One of the wolves caught sight of them. It threw back its head and howled, the mournful yet menacing cry slicing through the air like a blade, signaling its companions.
The pack responded instantly. They began their pursuit, closing the distance with alarming speed. No matter how desperately they ran, a high school girl and an injured young man could never hope to outrun creatures born for the hunt.
Fortunately, the wolves were scattered across the area. Instead of attacking all at once in a unified front, they came in from different angles, splitting their numbers without realizing it. That small stroke of fortune gave the pair precious moments to survive.
One wolf managed to catch up to them. Its jaws gaped wide, revealing rows of dagger-like fangs aimed at the girl's neck. But before it could clamp down, Voma thrust his iron rod forward, driving it straight into the beast's chest. The impact pierced its heart. The wolf collapsed mid-leap, dead before it hit the ground.
Without wasting a single motion, both Voma and the girl spun on their heels and kept running.
The girl glanced at Voma. He was gasping for air, the pain in his arm making his movements stiff. She gritted her teeth, then reached her hand out toward him.
"Give it to me."
Voma's eyes flickered toward her. After a brief pause, he handed her the bloodstained iron rod, still warm from the last kill.
In truth, she could have left him behind long ago. Her legs were uninjured, her breathing steady enough to carry her further ahead if she wanted. Voma, on the other hand, was barely holding together.
His wounds were far worse than he let on.

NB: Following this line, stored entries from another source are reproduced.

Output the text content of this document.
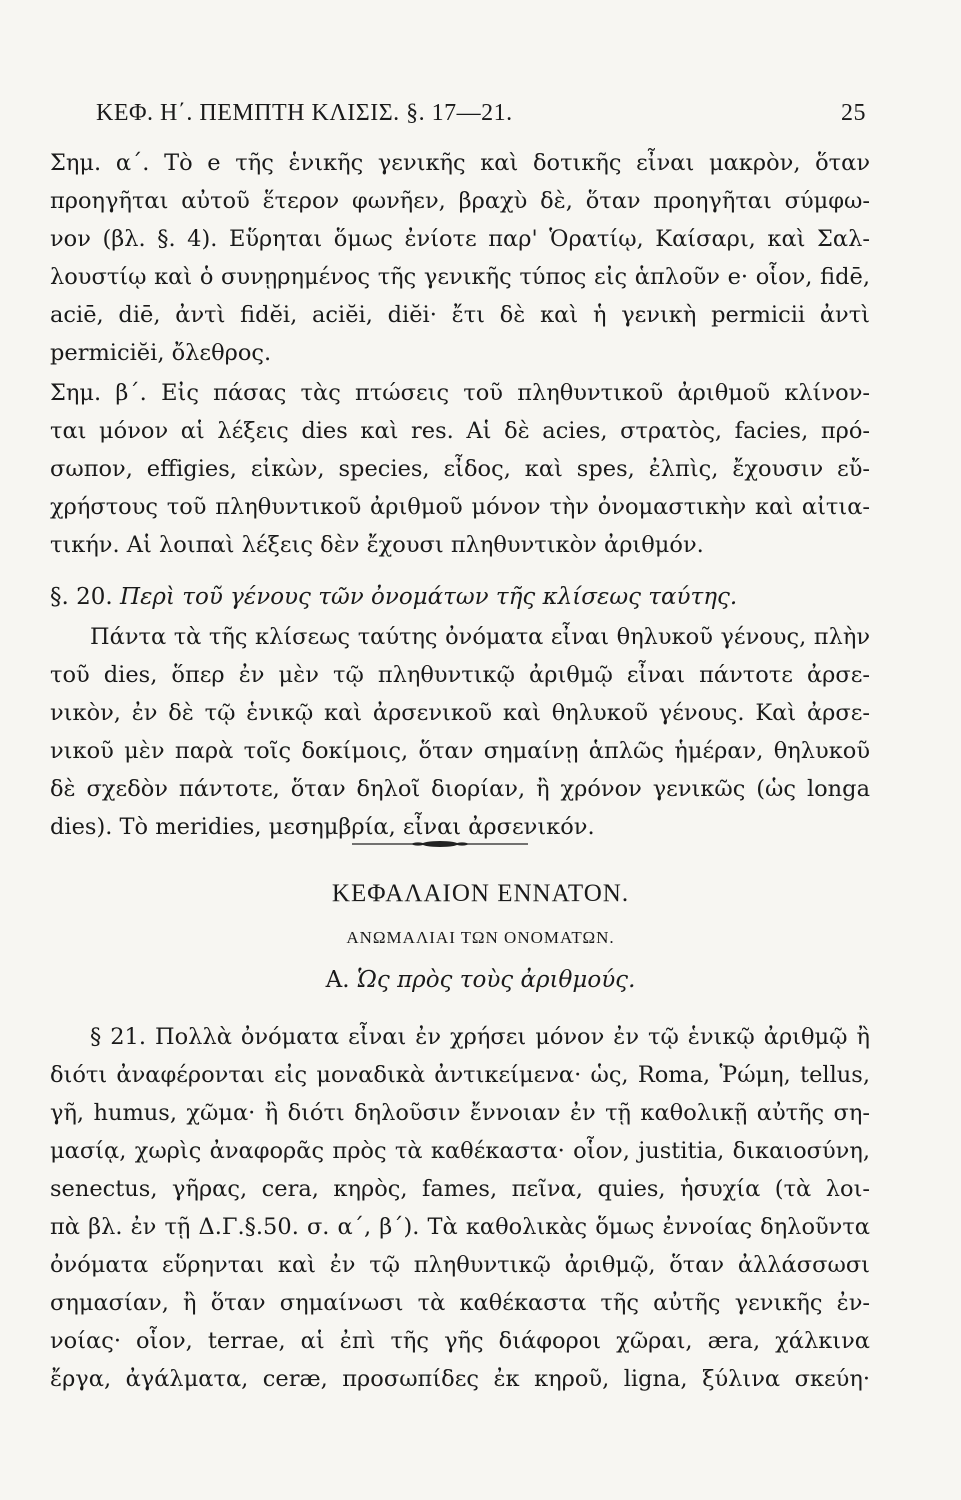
ΚΕΦ. Η΄. ΠΕΜΠΤΗ ΚΛΙΣΙΣ. §. 17—21.	25
Σημ. α΄. Τὸ e τῆς ἑνικῆς γενικῆς καὶ δοτικῆς εἶναι μακρὸν, ὅταν
προηγῆται αὐτοῦ ἕτερον φωνῆεν, βραχὺ δὲ, ὅταν προηγῆται σύμφω-
νον (βλ. §. 4). Εὕρηται ὅμως ἐνίοτε παρ' Ὁρατίῳ, Καίσαρι, καὶ Σαλ-
λουστίῳ καὶ ὁ συνῃρημένος τῆς γενικῆς τύπος εἰς ἁπλοῦν e· οἷον, fidē,
aciē, diē, ἀντὶ fidĕi, aciĕi, diĕi· ἔτι δὲ καὶ ἡ γενικὴ permicii ἀντὶ
permiciĕi, ὄλεθρος.
Σημ. β΄. Εἰς πάσας τὰς πτώσεις τοῦ πληθυντικοῦ ἀριθμοῦ κλίνον-
ται μόνον αἱ λέξεις dies καὶ res. Αἱ δὲ acies, στρατὸς, facies, πρό-
σωπον, effigies, εἰκὼν, species, εἶδος, καὶ spes, ἐλπὶς, ἔχουσιν εὔ-
χρήστους τοῦ πληθυντικοῦ ἀριθμοῦ μόνον τὴν ὀνομαστικὴν καὶ αἰτια-
τικήν. Αἱ λοιπαὶ λέξεις δὲν ἔχουσι πληθυντικὸν ἀριθμόν.
§. 20. Περὶ τοῦ γένους τῶν ὀνομάτων τῆς κλίσεως ταύτης.
Πάντα τὰ τῆς κλίσεως ταύτης ὀνόματα εἶναι θηλυκοῦ γένους, πλὴν
τοῦ dies, ὅπερ ἐν μὲν τῷ πληθυντικῷ ἀριθμῷ εἶναι πάντοτε ἀρσε-
νικὸν, ἐν δὲ τῷ ἑνικῷ καὶ ἀρσενικοῦ καὶ θηλυκοῦ γένους. Καὶ ἀρσε-
νικοῦ μὲν παρὰ τοῖς δοκίμοις, ὅταν σημαίνῃ ἁπλῶς ἡμέραν, θηλυκοῦ
δὲ σχεδὸν πάντοτε, ὅταν δηλοῖ διορίαν, ἢ χρόνον γενικῶς (ὡς longa
dies). Τὸ meridies, μεσημβρία, εἶναι ἀρσενικόν.
ΚΕΦΑΛΑΙΟΝ ΕΝΝΑΤΟΝ.
ΑΝΩΜΑΛΙΑΙ ΤΩΝ ΟΝΟΜΑΤΩΝ.
Α. Ὡς πρὸς τοὺς ἀριθμούς.
§ 21. Πολλὰ ὀνόματα εἶναι ἐν χρήσει μόνον ἐν τῷ ἑνικῷ ἀριθμῷ ἢ
διότι ἀναφέρονται εἰς μοναδικὰ ἀντικείμενα· ὡς, Roma, Ῥώμη, tellus,
γῆ, humus, χῶμα· ἢ διότι δηλοῦσιν ἔννοιαν ἐν τῇ καθολικῇ αὐτῆς ση-
μασίᾳ, χωρὶς ἀναφορᾶς πρὸς τὰ καθέκαστα· οἷον, justitia, δικαιοσύνη,
senectus, γῆρας, cera, κηρὸς, fames, πεῖνα, quies, ἡσυχία (τὰ λοι-
πὰ βλ. ἐν τῇ Δ.Γ.§.50. σ. α΄, β΄). Τὰ καθολικὰς ὅμως ἐννοίας δηλοῦντα
ὀνόματα εὕρηνται καὶ ἐν τῷ πληθυντικῷ ἀριθμῷ, ὅταν ἀλλάσσωσι
σημασίαν, ἢ ὅταν σημαίνωσι τὰ καθέκαστα τῆς αὐτῆς γενικῆς ἐν-
νοίας· οἷον, terrae, αἱ ἐπὶ τῆς γῆς διάφοροι χῶραι, æra, χάλκινα
ἔργα, ἀγάλματα, ceræ, προσωπίδες ἐκ κηροῦ, ligna, ξύλινα σκεύη·
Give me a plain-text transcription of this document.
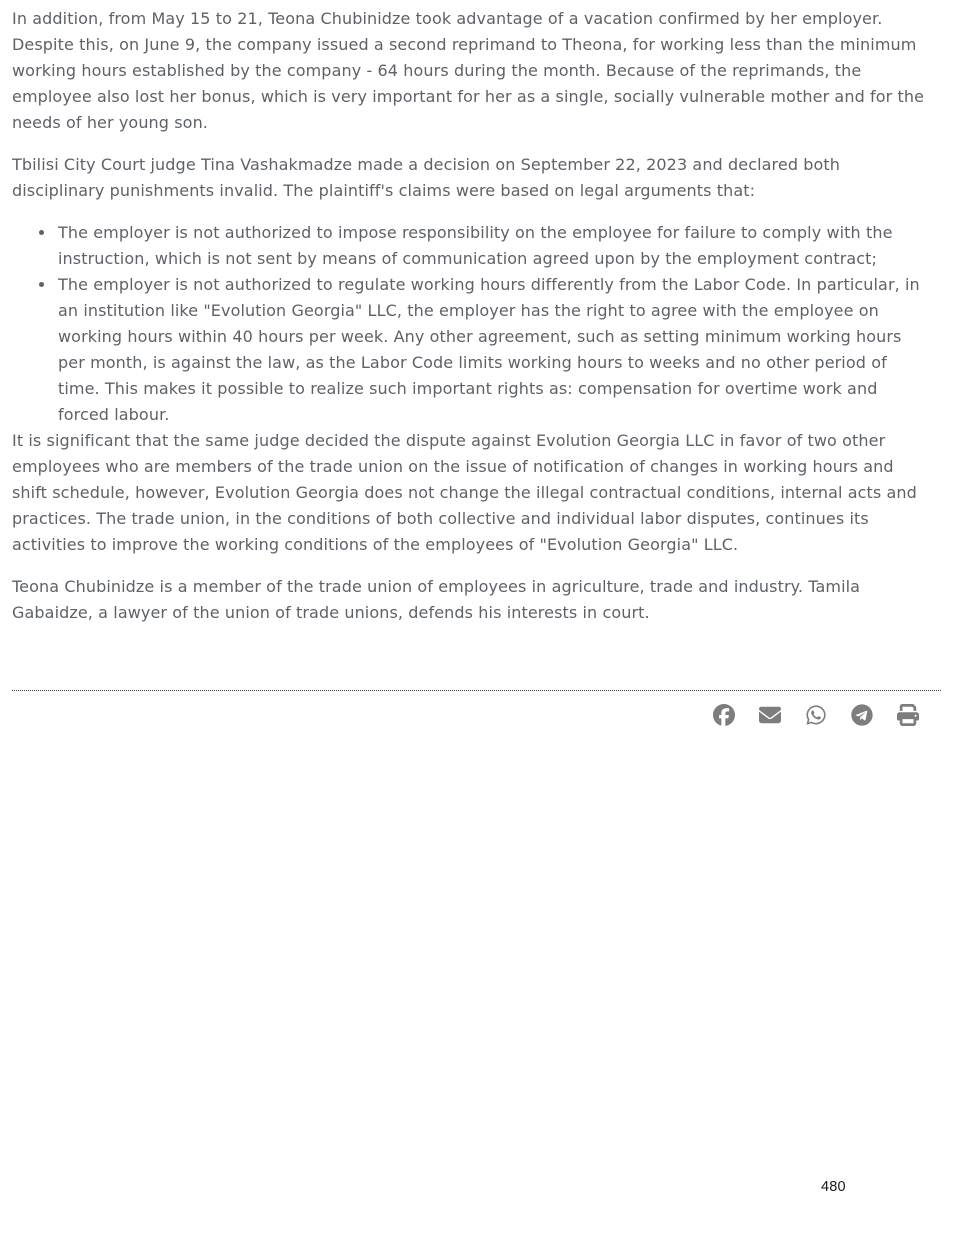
In addition, from May 15 to 21, Teona Chubinidze took advantage of a vacation confirmed by her employer. Despite this, on June 9, the company issued a second reprimand to Theona, for working less than the minimum working hours established by the company - 64 hours during the month. Because of the reprimands, the employee also lost her bonus, which is very important for her as a single, socially vulnerable mother and for the needs of her young son.

Tbilisi City Court judge Tina Vashakmadze made a decision on September 22, 2023 and declared both disciplinary punishments invalid. The plaintiff's claims were based on legal arguments that:

• The employer is not authorized to impose responsibility on the employee for failure to comply with the instruction, which is not sent by means of communication agreed upon by the employment contract;
• The employer is not authorized to regulate working hours differently from the Labor Code. In particular, in an institution like "Evolution Georgia" LLC, the employer has the right to agree with the employee on working hours within 40 hours per week. Any other agreement, such as setting minimum working hours per month, is against the law, as the Labor Code limits working hours to weeks and no other period of time. This makes it possible to realize such important rights as: compensation for overtime work and forced labour.

It is significant that the same judge decided the dispute against Evolution Georgia LLC in favor of two other employees who are members of the trade union on the issue of notification of changes in working hours and shift schedule, however, Evolution Georgia does not change the illegal contractual conditions, internal acts and practices. The trade union, in the conditions of both collective and individual labor disputes, continues its activities to improve the working conditions of the employees of "Evolution Georgia" LLC.

Teona Chubinidze is a member of the trade union of employees in agriculture, trade and industry. Tamila Gabaidze, a lawyer of the union of trade unions, defends his interests in court.

480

Every step was an act of defiance against the agony weighing down his body. The pain, the fear, and the exhaustion were pressing against him like an ocean's current, threatening to drag him under. The fact that he could still run was nothing short of a miracle.
She did not know why she had not abandoned this stranger to save herself. But deep down, she understood the truth. She could not.
The girl tightened her grip on the rod, turned toward the approaching threat, and swung it in a wide arc. The wolf that had been ready to lunge at them flinched back, its predatory momentum broken by her defiance.
When it tried again, Voma lashed out with a sharp kick, sending the beast sprawling across the ground. That momentary reprieve was all they needed to keep moving.
Following the girl's directions, the gap between them and their destination shrank with each desperate stride.
Any wolf that targeted her was intercepted the same way. Voma would hurl them aside with brutal kicks, preventing them from ever touching her.
In a sense, she had become the bait, drawing the wolves' aggression so that Voma could strike them down. It was a deadly dance, one born of necessity and instinct.
But this time, the pattern broke. Perhaps the pack had begun to understand who the real threat was. One wolf shifted its target, lunging not at the girl but directly at Voma.
The sudden change caught him off guard. Its claws raked across his body before he could fully react.
On any other day, in any other fight, that wolf would have been dead before it even touched him. But now, with his body battered and his reflexes dulled under the crushing weight of injury and exhaustion, his guard had faltered.
And in that instant, he suffered a blow that he could not ignore.